A.A. (Tony) Ekdale, internationally recognized authority on trace fossils and professor of geology and geophysics, was awarded the Hatch Prize in Teaching in a ceremony at the University of Utah.

Carrying a $5,000 cash prize, the award was established from an endowment by Calvin S. and JeNeal N. Hatch of Orinda, Calif. Ekdale is the fourth recipient. Previous winners were Lloyd E. McCleary in educational administration, the late David Jones in theatre, and Ronald G. Coleman in history.The award is presented annually by the University Teaching Committee to a professor who distinguishes himself or herself. The criteria are "unusual motivation and stimulation of students to seek greater learning, unusual concern for students, noteworthy expertness in a given field of study, and other exemplary contributions to university education."

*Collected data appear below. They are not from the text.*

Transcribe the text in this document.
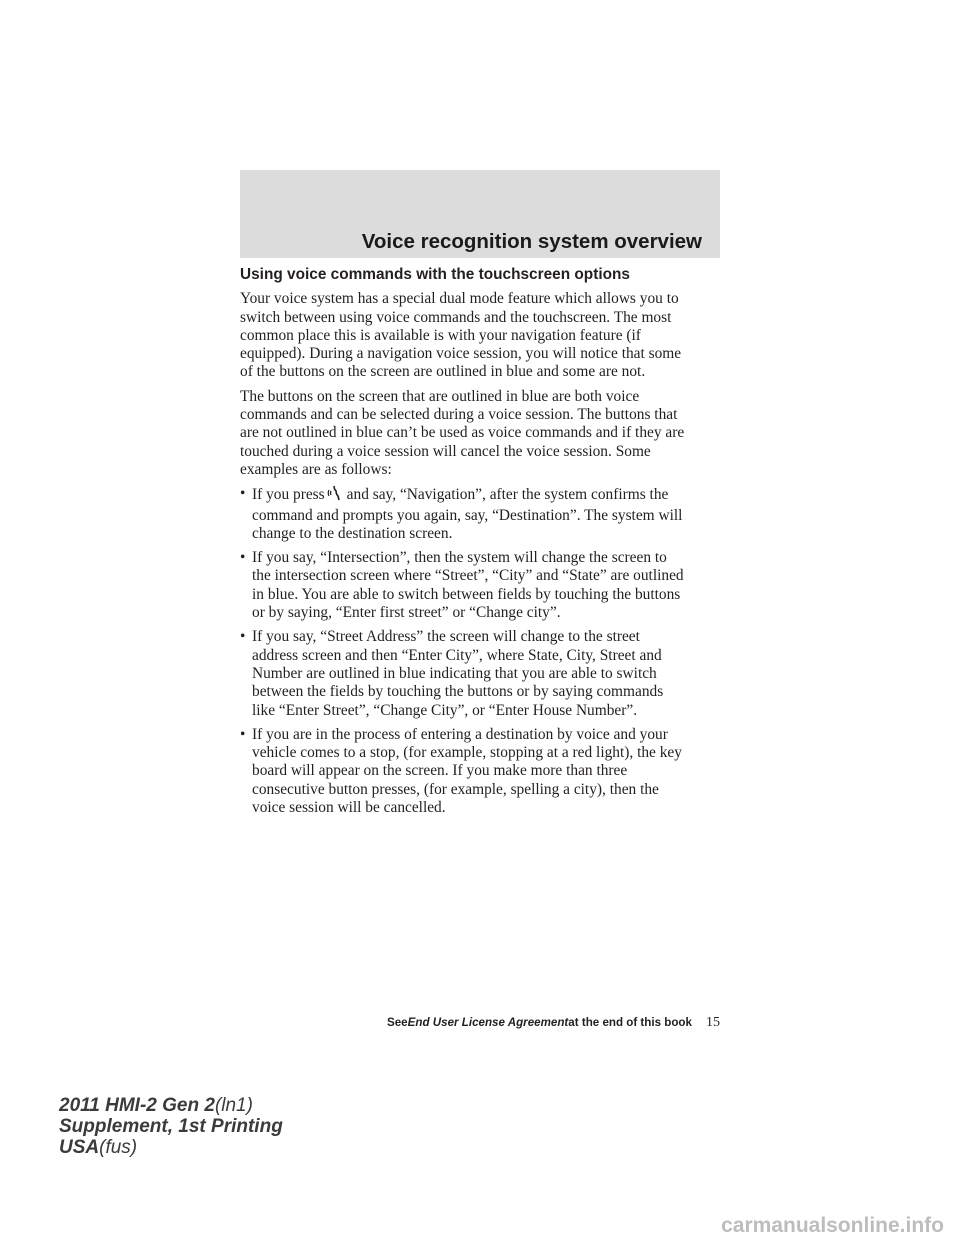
Voice recognition system overview
Using voice commands with the touchscreen options

Your voice system has a special dual mode feature which allows you to
switch between using voice commands and the touchscreen. The most
common place this is available is with your navigation feature (if
equipped). During a navigation voice session, you will notice that some
of the buttons on the screen are outlined in blue and some are not.

The buttons on the screen that are outlined in blue are both voice
commands and can be selected during a voice session. The buttons that
are not outlined in blue can’t be used as voice commands and if they are
touched during a voice session will cancel the voice session. Some
examples are as follows:

• If you press and say, “Navigation”, after the system confirms the
command and prompts you again, say, “Destination”. The system will
change to the destination screen.
• If you say, “Intersection”, then the system will change the screen to
the intersection screen where “Street”, “City” and “State” are outlined
in blue. You are able to switch between fields by touching the buttons
or by saying, “Enter first street” or “Change city”.
• If you say, “Street Address” the screen will change to the street
address screen and then “Enter City”, where State, City, Street and
Number are outlined in blue indicating that you are able to switch
between the fields by touching the buttons or by saying commands
like “Enter Street”, “Change City”, or “Enter House Number”.
• If you are in the process of entering a destination by voice and your
vehicle comes to a stop, (for example, stopping at a red light), the key
board will appear on the screen. If you make more than three
consecutive button presses, (for example, spelling a city), then the
voice session will be cancelled.
SeeEnd User License Agreementat the end of this book 15
2011 HMI-2 Gen 2(ln1)
Supplement, 1st Printing
USA(fus)
carmanualsonline.info
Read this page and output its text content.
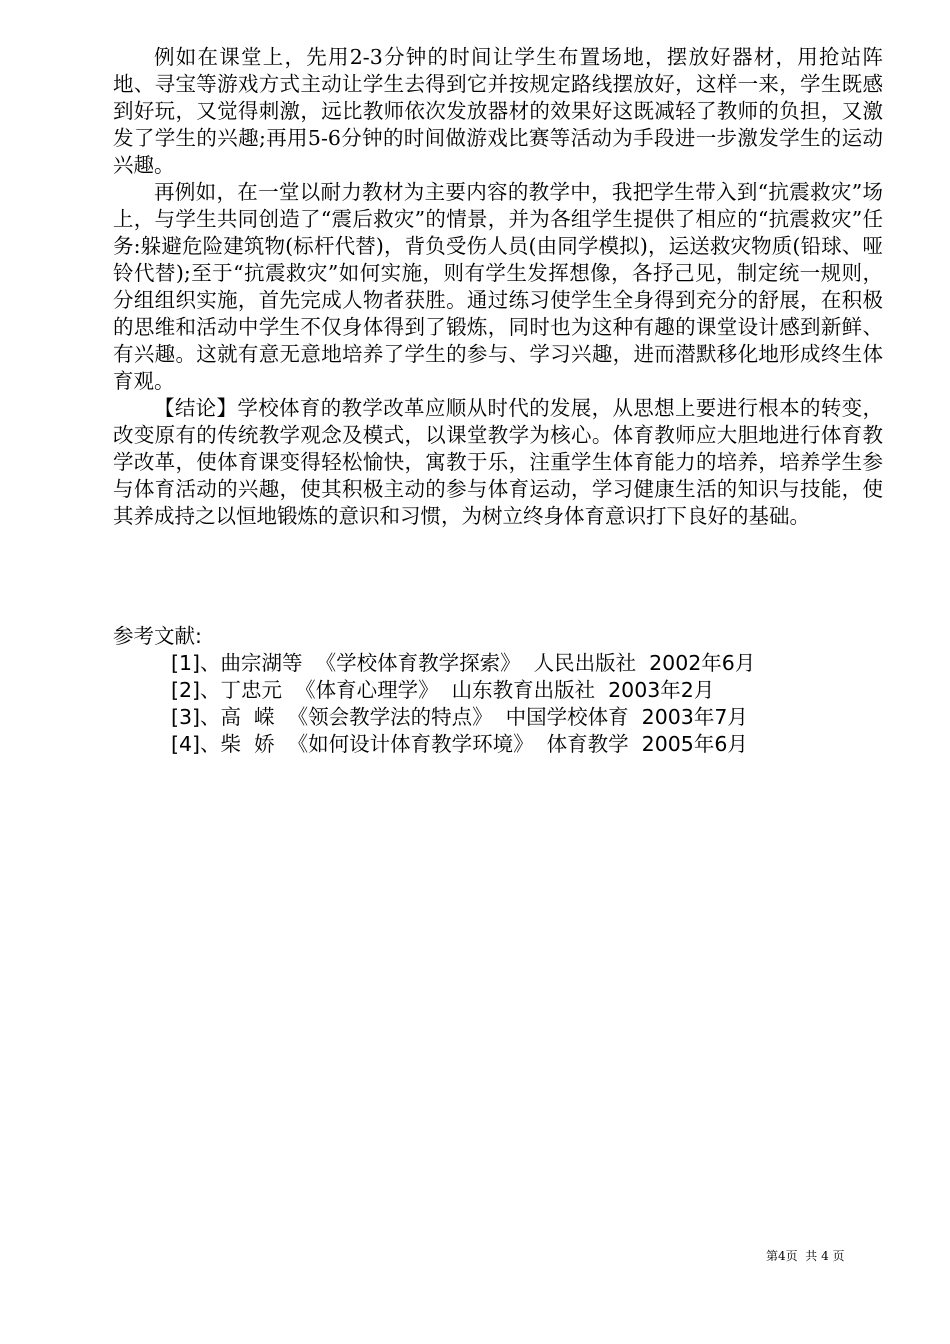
例如在课堂上，先用2-3分钟的时间让学生布置场地，摆放好器材，用抢站阵地、寻宝等游戏方式主动让学生去得到它并按规定路线摆放好，这样一来，学生既感到好玩，又觉得刺激，远比教师依次发放器材的效果好这既减轻了教师的负担，又激发了学生的兴趣;再用5-6分钟的时间做游戏比赛等活动为手段进一步激发学生的运动兴趣。

再例如，在一堂以耐力教材为主要内容的教学中，我把学生带入到“抗震救灾”场上，与学生共同创造了“震后救灾”的情景，并为各组学生提供了相应的“抗震救灾”任务:躲避危险建筑物(标杆代替)，背负受伤人员(由同学模拟)，运送救灾物质(铅球、哑铃代替);至于“抗震救灾”如何实施，则有学生发挥想像，各抒己见，制定统一规则，分组组织实施，首先完成人物者获胜。通过练习使学生全身得到充分的舒展，在积极的思维和活动中学生不仅身体得到了锻炼，同时也为这种有趣的课堂设计感到新鲜、有兴趣。这就有意无意地培养了学生的参与、学习兴趣，进而潜默移化地形成终生体育观。

【结论】学校体育的教学改革应顺从时代的发展，从思想上要进行根本的转变，改变原有的传统教学观念及模式，以课堂教学为核心。体育教师应大胆地进行体育教学改革，使体育课变得轻松愉快，寓教于乐，注重学生体育能力的培养，培养学生参与体育活动的兴趣，使其积极主动的参与体育运动，学习健康生活的知识与技能，使其养成持之以恒地锻炼的意识和习惯，为树立终身体育意识打下良好的基础。

参考文献:

[1]、曲宗湖等  《学校体育教学探索》  人民出版社  2002年6月
[2]、丁忠元  《体育心理学》  山东教育出版社  2003年2月
[3]、高  嵘  《领会教学法的特点》  中国学校体育  2003年7月
[4]、柴  娇  《如何设计体育教学环境》  体育教学  2005年6月
第4页  共 4 页
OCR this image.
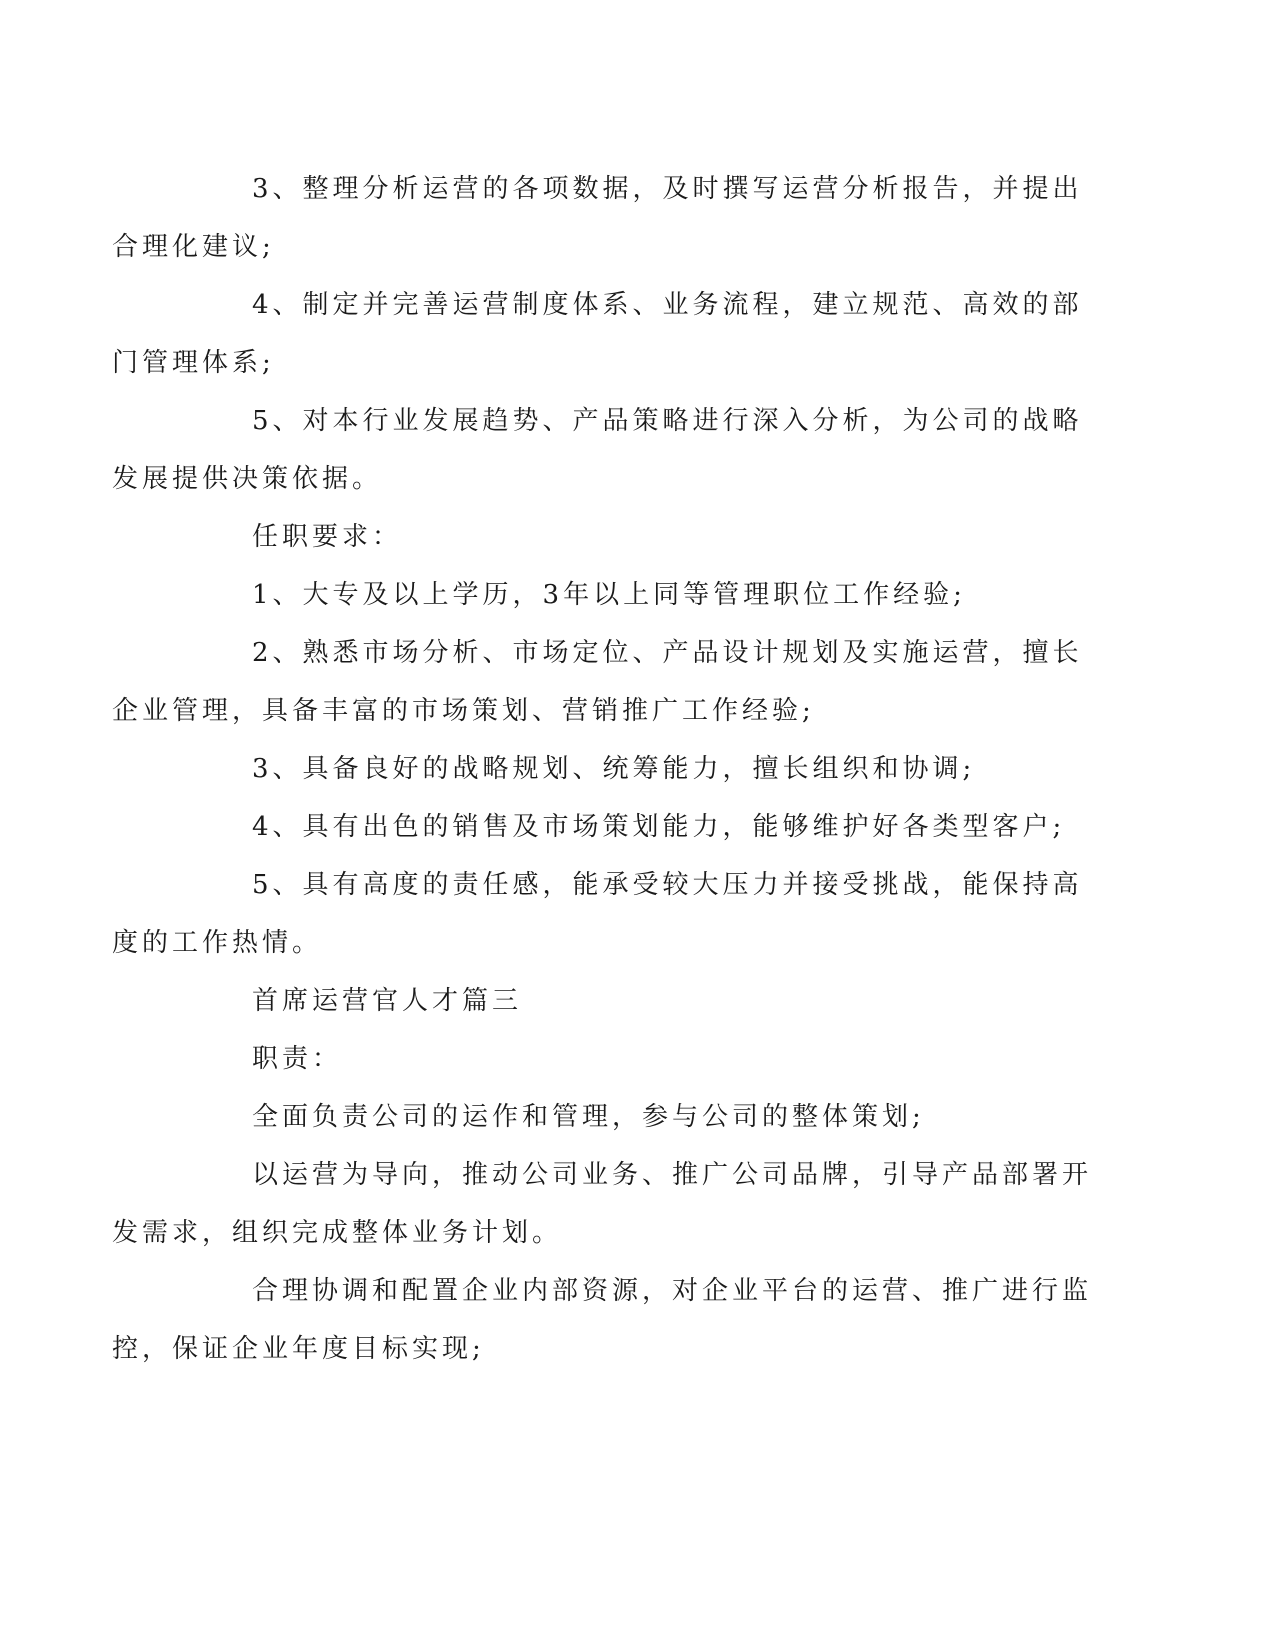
3、整理分析运营的各项数据，及时撰写运营分析报告，并提出
合理化建议;

4、制定并完善运营制度体系、业务流程，建立规范、高效的部
门管理体系;

5、对本行业发展趋势、产品策略进行深入分析，为公司的战略
发展提供决策依据。

任职要求：

1、大专及以上学历，3年以上同等管理职位工作经验;

2、熟悉市场分析、市场定位、产品设计规划及实施运营，擅长
企业管理，具备丰富的市场策划、营销推广工作经验;

3、具备良好的战略规划、统筹能力，擅长组织和协调;

4、具有出色的销售及市场策划能力，能够维护好各类型客户;

5、具有高度的责任感，能承受较大压力并接受挑战，能保持高
度的工作热情。

首席运营官人才篇三

职责：

全面负责公司的运作和管理，参与公司的整体策划;

以运营为导向，推动公司业务、推广公司品牌，引导产品部署开
发需求，组织完成整体业务计划。

合理协调和配置企业内部资源，对企业平台的运营、推广进行监
控，保证企业年度目标实现;
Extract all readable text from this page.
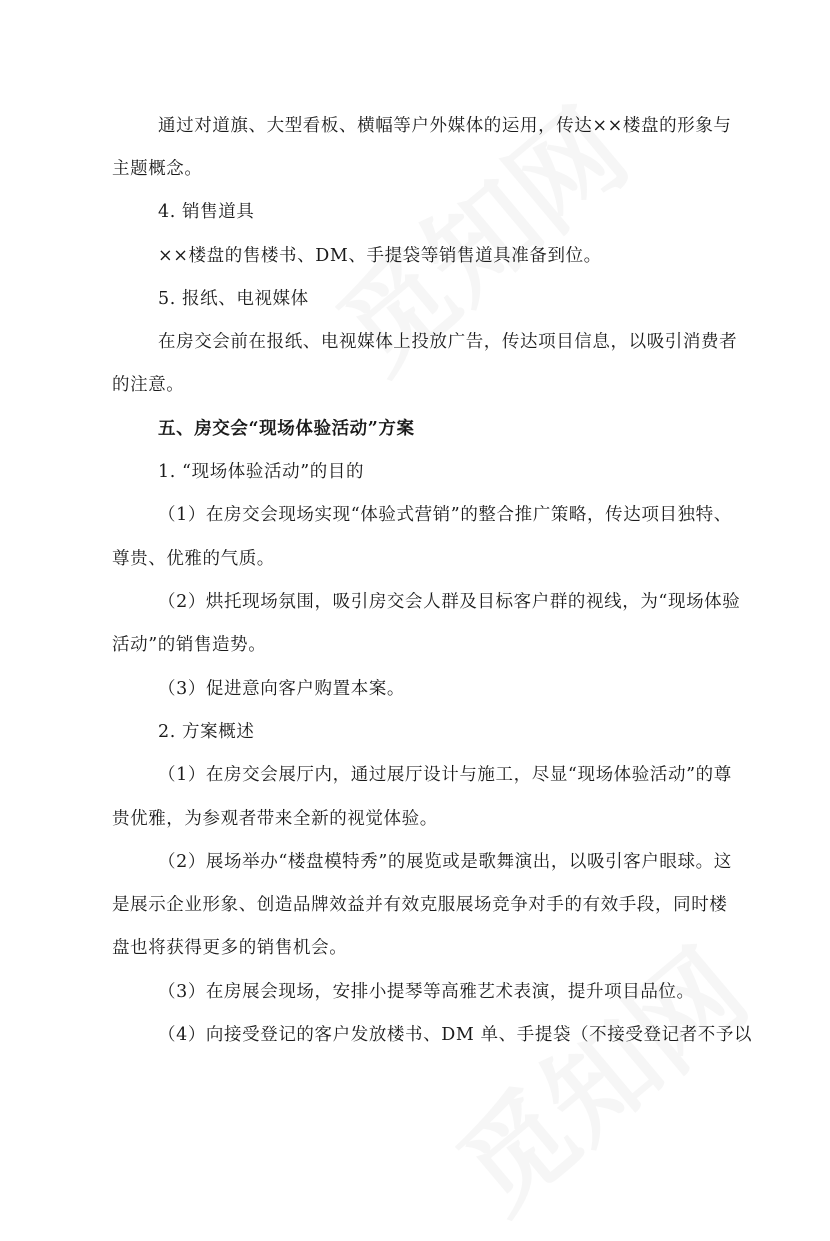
通过对道旗、大型看板、横幅等户外媒体的运用，传达××楼盘的形象与
主题概念。
4. 销售道具
××楼盘的售楼书、DM、手提袋等销售道具准备到位。
5. 报纸、电视媒体
在房交会前在报纸、电视媒体上投放广告，传达项目信息，以吸引消费者
的注意。
五、房交会“现场体验活动”方案
1. “现场体验活动”的目的
（1）在房交会现场实现“体验式营销”的整合推广策略，传达项目独特、
尊贵、优雅的气质。
（2）烘托现场氛围，吸引房交会人群及目标客户群的视线，为“现场体验
活动”的销售造势。
（3）促进意向客户购置本案。
2. 方案概述
（1）在房交会展厅内，通过展厅设计与施工，尽显“现场体验活动”的尊
贵优雅，为参观者带来全新的视觉体验。
（2）展场举办“楼盘模特秀”的展览或是歌舞演出，以吸引客户眼球。这
是展示企业形象、创造品牌效益并有效克服展场竞争对手的有效手段，同时楼
盘也将获得更多的销售机会。
（3）在房展会现场，安排小提琴等高雅艺术表演，提升项目品位。
（4）向接受登记的客户发放楼书、DM 单、手提袋（不接受登记者不予以
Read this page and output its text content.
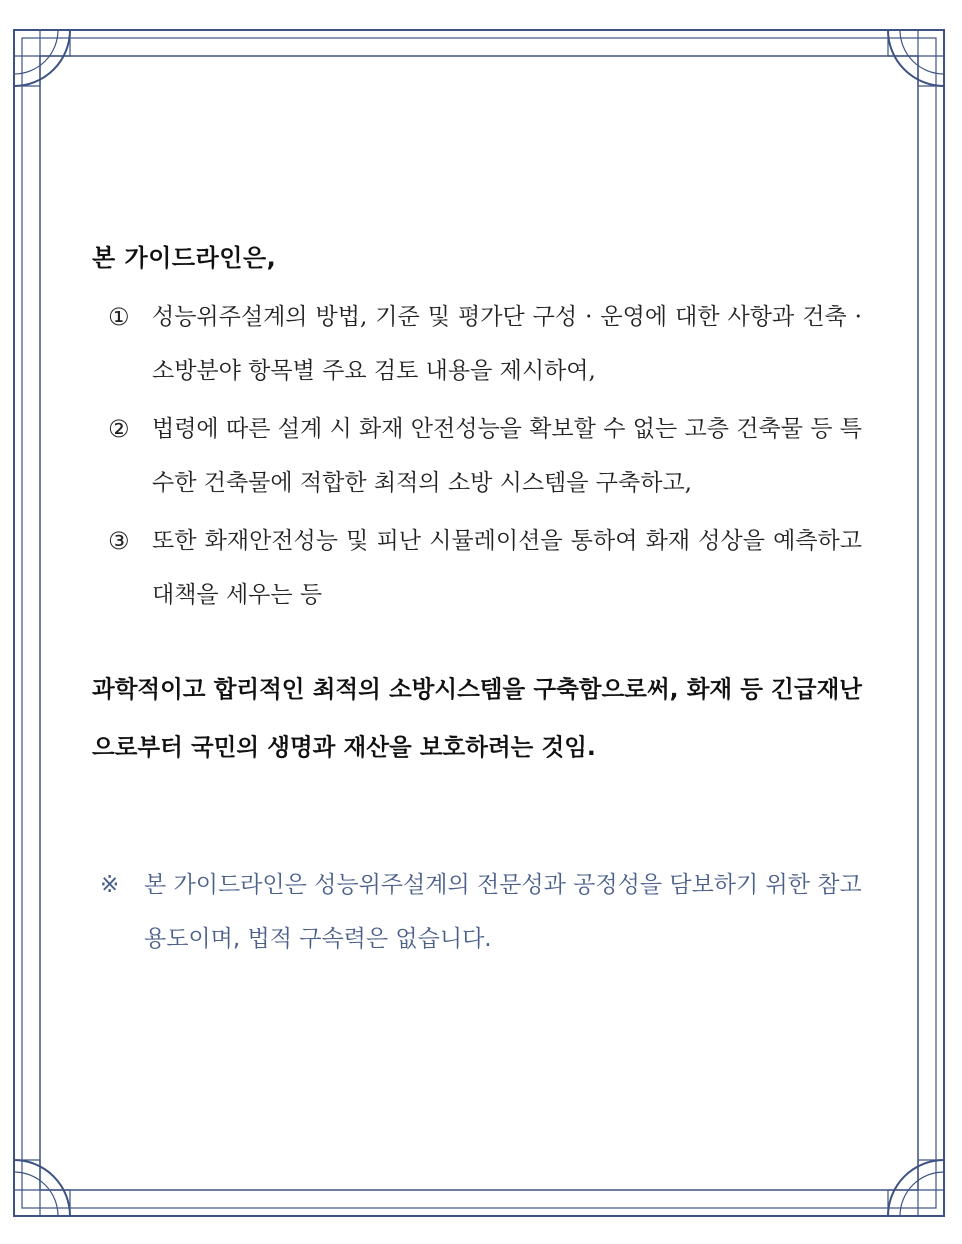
본 가이드라인은,
① 성능위주설계의 방법, 기준 및 평가단 구성 · 운영에 대한 사항과 건축 · 소방분야 항목별 주요 검토 내용을 제시하여,
② 법령에 따른 설계 시 화재 안전성능을 확보할 수 없는 고층 건축물 등 특수한 건축물에 적합한 최적의 소방 시스템을 구축하고,
③ 또한 화재안전성능 및 피난 시뮬레이션을 통하여 화재 성상을 예측하고 대책을 세우는 등
과학적이고 합리적인 최적의 소방시스템을 구축함으로써, 화재 등 긴급재난으로부터 국민의 생명과 재산을 보호하려는 것임.
※ 본 가이드라인은 성능위주설계의 전문성과 공정성을 담보하기 위한 참고 용도이며, 법적 구속력은 없습니다.
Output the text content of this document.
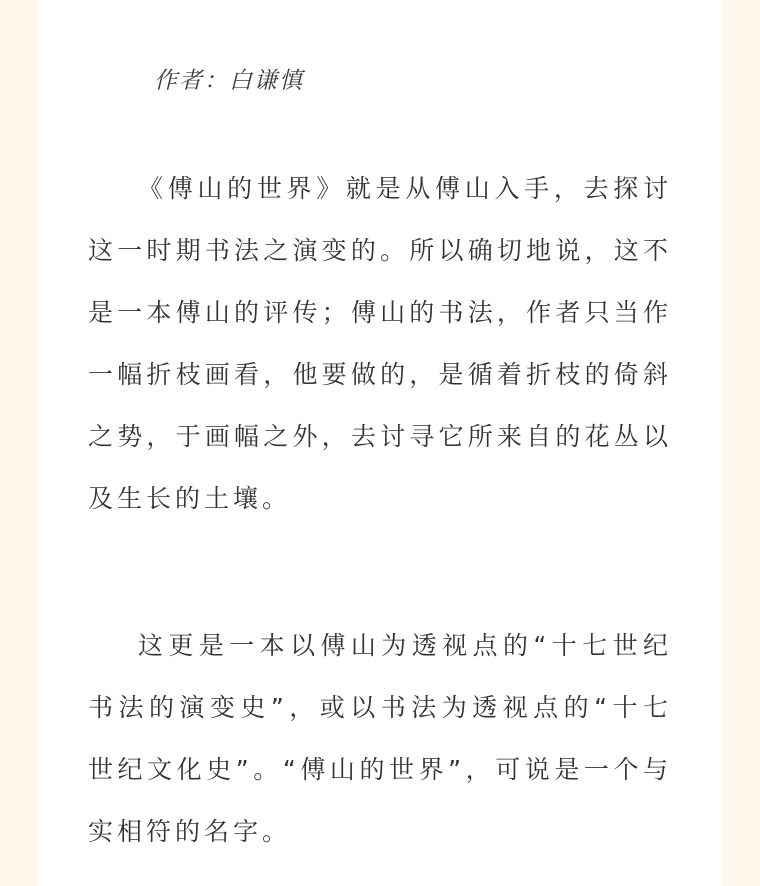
作者：白谦慎

《傅山的世界》就是从傅山入手，去探讨这一时期书法之演变的。所以确切地说，这不是一本傅山的评传；傅山的书法，作者只当作一幅折枝画看，他要做的，是循着折枝的倚斜之势，于画幅之外，去讨寻它所来自的花丛以及生长的土壤。

这更是一本以傅山为透视点的“十七世纪书法的演变史”，或以书法为透视点的“十七世纪文化史”。“傅山的世界”，可说是一个与实相符的名字。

Edward Kick, chairman of the University Teaching Committee, describes Ekdale as an "effective and dedicated teacher whose contributions in teaching extend far beyond the classroom."

Ekdale held the special rank of University Professor in 1986-87, a position in which he worked to build public awareness of the threat of extinction facing many species around the world. He taught a course titled, "Extinction and Evolution: Nature's Delicate Balance."

A professor at Utah since 1974, Ekdale also organized a public forum on the topic "Natural and Man-caused Threats to the Future of Life on Earth." He specializes in the ecology of extinct organisms and the reconstruction of ancient environments.

Much of Ekdale's research has dealt with Cretaceous sediments in eastern and northwestern Denmark.